The pressure on schools means that good people do bad things—it is only human nature—and I have countless examples of that. When I chaired the admissions forum, a foundation school applied to change its admissions criteria—we could not stop it doing so—to use stanines and banding. I respected the head teacher, but we argued about it. I was the only one to vote against the change and, as it transpired, we could not really have done anything to stop it. I understand why the head teacher was seeking to overcome the problem of having a catchment area of only 10 or so streets. The Minister talked about successful schools, but this school was in the top 20 for its contextual value-added score of 1,040. That was a remarkable result, but the school was also in the national challenge. That head teacher knew that whatever the school did in raising achievement, it would still have a stubbornly resistant attainment record until it changed its intake, and it therefore went ahead and did so.

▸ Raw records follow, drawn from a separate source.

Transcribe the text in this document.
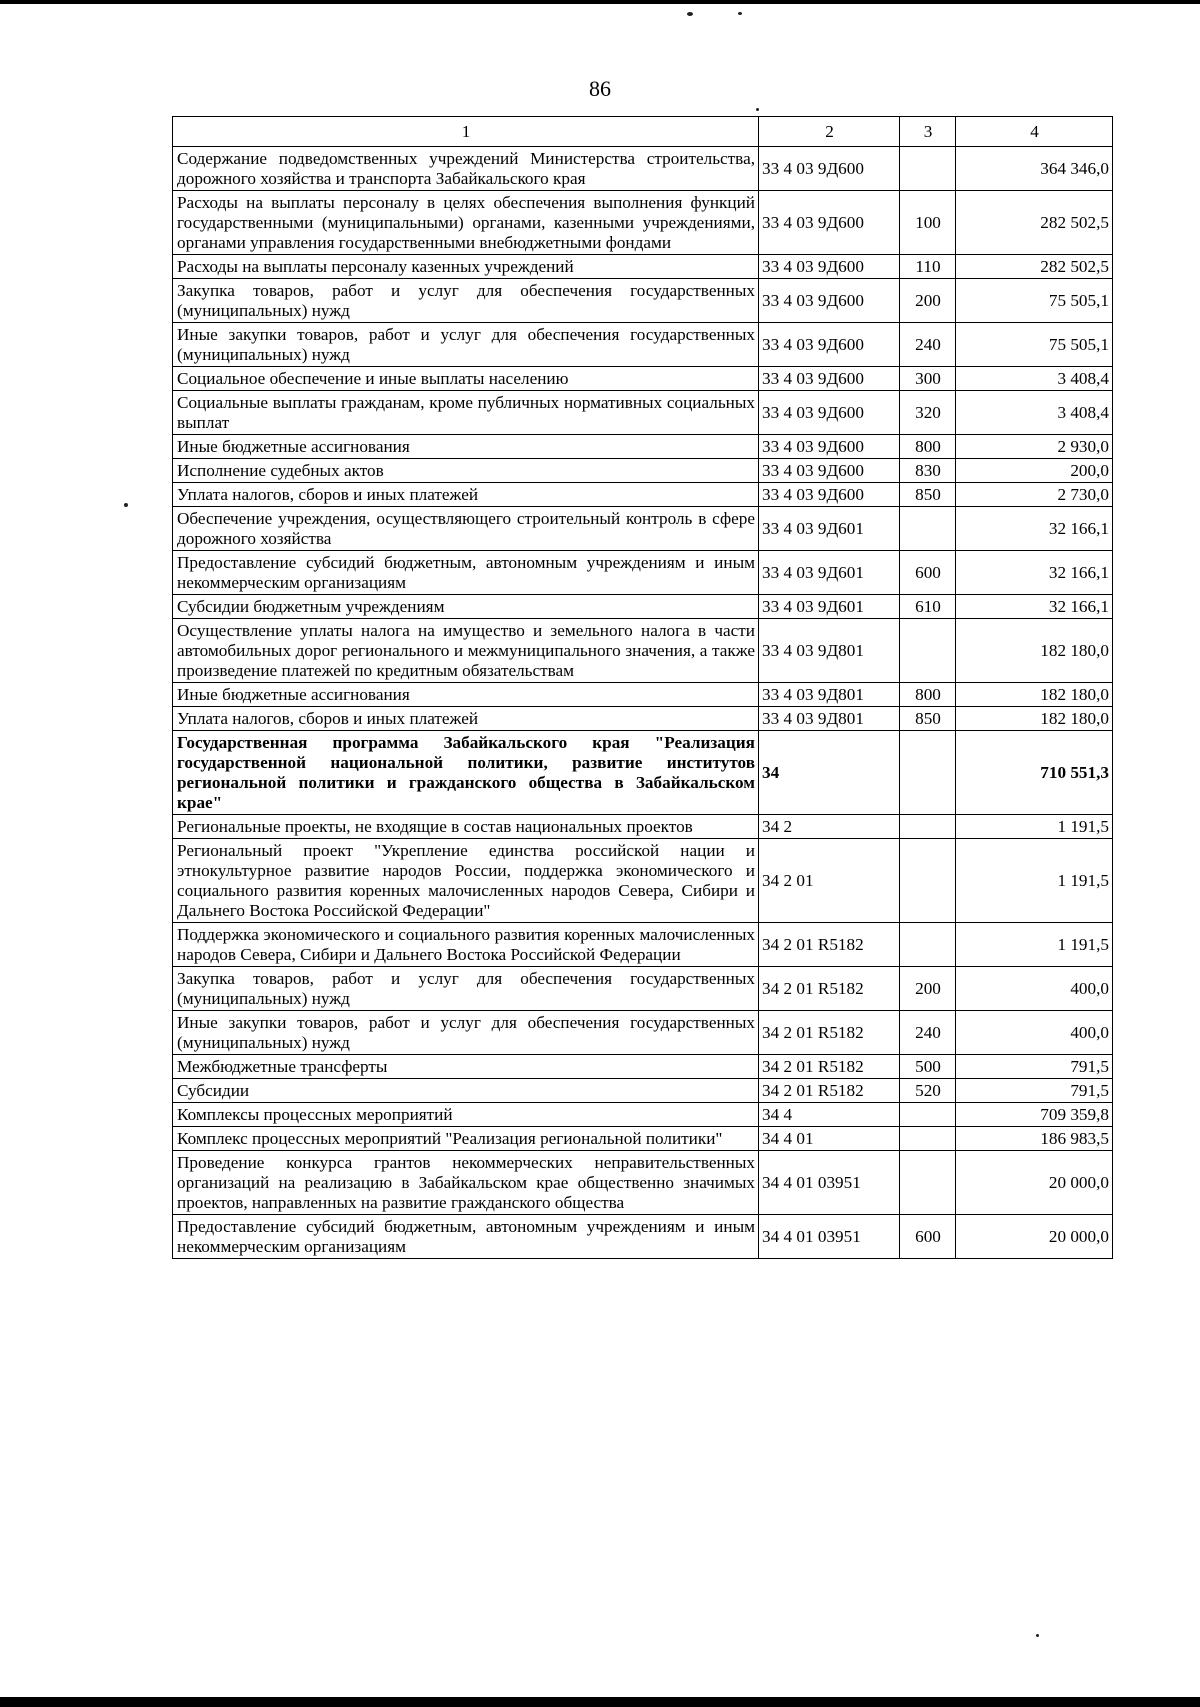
86
1	2	3	4
Содержание подведомственных учреждений Министерства строительства, дорожного хозяйства и транспорта Забайкальского края	33 4 03 9Д600		364 346,0
Расходы на выплаты персоналу в целях обеспечения выполнения функций государственными (муниципальными) органами, казенными учреждениями, органами управления государственными внебюджетными фондами	33 4 03 9Д600	100	282 502,5
Расходы на выплаты персоналу казенных учреждений	33 4 03 9Д600	110	282 502,5
Закупка товаров, работ и услуг для обеспечения государственных (муниципальных) нужд	33 4 03 9Д600	200	75 505,1
Иные закупки товаров, работ и услуг для обеспечения государственных (муниципальных) нужд	33 4 03 9Д600	240	75 505,1
Социальное обеспечение и иные выплаты населению	33 4 03 9Д600	300	3 408,4
Социальные выплаты гражданам, кроме публичных нормативных социальных выплат	33 4 03 9Д600	320	3 408,4
Иные бюджетные ассигнования	33 4 03 9Д600	800	2 930,0
Исполнение судебных актов	33 4 03 9Д600	830	200,0
Уплата налогов, сборов и иных платежей	33 4 03 9Д600	850	2 730,0
Обеспечение учреждения, осуществляющего строительный контроль в сфере дорожного хозяйства	33 4 03 9Д601		32 166,1
Предоставление субсидий бюджетным, автономным учреждениям и иным некоммерческим организациям	33 4 03 9Д601	600	32 166,1
Субсидии бюджетным учреждениям	33 4 03 9Д601	610	32 166,1
Осуществление уплаты налога на имущество и земельного налога в части автомобильных дорог регионального и межмуниципального значения, а также произведение платежей по кредитным обязательствам	33 4 03 9Д801		182 180,0
Иные бюджетные ассигнования	33 4 03 9Д801	800	182 180,0
Уплата налогов, сборов и иных платежей	33 4 03 9Д801	850	182 180,0
Государственная программа Забайкальского края "Реализация государственной национальной политики, развитие институтов региональной политики и гражданского общества в Забайкальском крае"	34		710 551,3
Региональные проекты, не входящие в состав национальных проектов	34 2		1 191,5
Региональный проект "Укрепление единства российской нации и этнокультурное развитие народов России, поддержка экономического и социального развития коренных малочисленных народов Севера, Сибири и Дальнего Востока Российской Федерации"	34 2 01		1 191,5
Поддержка экономического и социального развития коренных малочисленных народов Севера, Сибири и Дальнего Востока Российской Федерации	34 2 01 R5182		1 191,5
Закупка товаров, работ и услуг для обеспечения государственных (муниципальных) нужд	34 2 01 R5182	200	400,0
Иные закупки товаров, работ и услуг для обеспечения государственных (муниципальных) нужд	34 2 01 R5182	240	400,0
Межбюджетные трансферты	34 2 01 R5182	500	791,5
Субсидии	34 2 01 R5182	520	791,5
Комплексы процессных мероприятий	34 4		709 359,8
Комплекс процессных мероприятий "Реализация региональной политики"	34 4 01		186 983,5
Проведение конкурса грантов некоммерческих неправительственных организаций на реализацию в Забайкальском крае общественно значимых проектов, направленных на развитие гражданского общества	34 4 01 03951		20 000,0
Предоставление субсидий бюджетным, автономным учреждениям и иным некоммерческим организациям	34 4 01 03951	600	20 000,0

I am desperately seeking not just assurances, but guarantees of the fairness of the admissions of these new schools. I am very concerned that the Bill describes the characteristics of schools that may become academies as providing
“education for pupils who are wholly or mainly drawn from the area in which the school is situated.”
My understanding of “wholly or mainly” is that it means more than 50%, so 49% could come from outside the area. Another characteristic is that
“the school provides education for pupils of different abilities”.
That may have been changed, but I thought that we were talking about all abilities.
There are some good aspects of academies, but if they are so good and important why do we not make the freedoms they will have available to all schools? I seek guarantees of fair and open admissions policies and an undertaking that this Bill does not represent the opening of the door to more selection.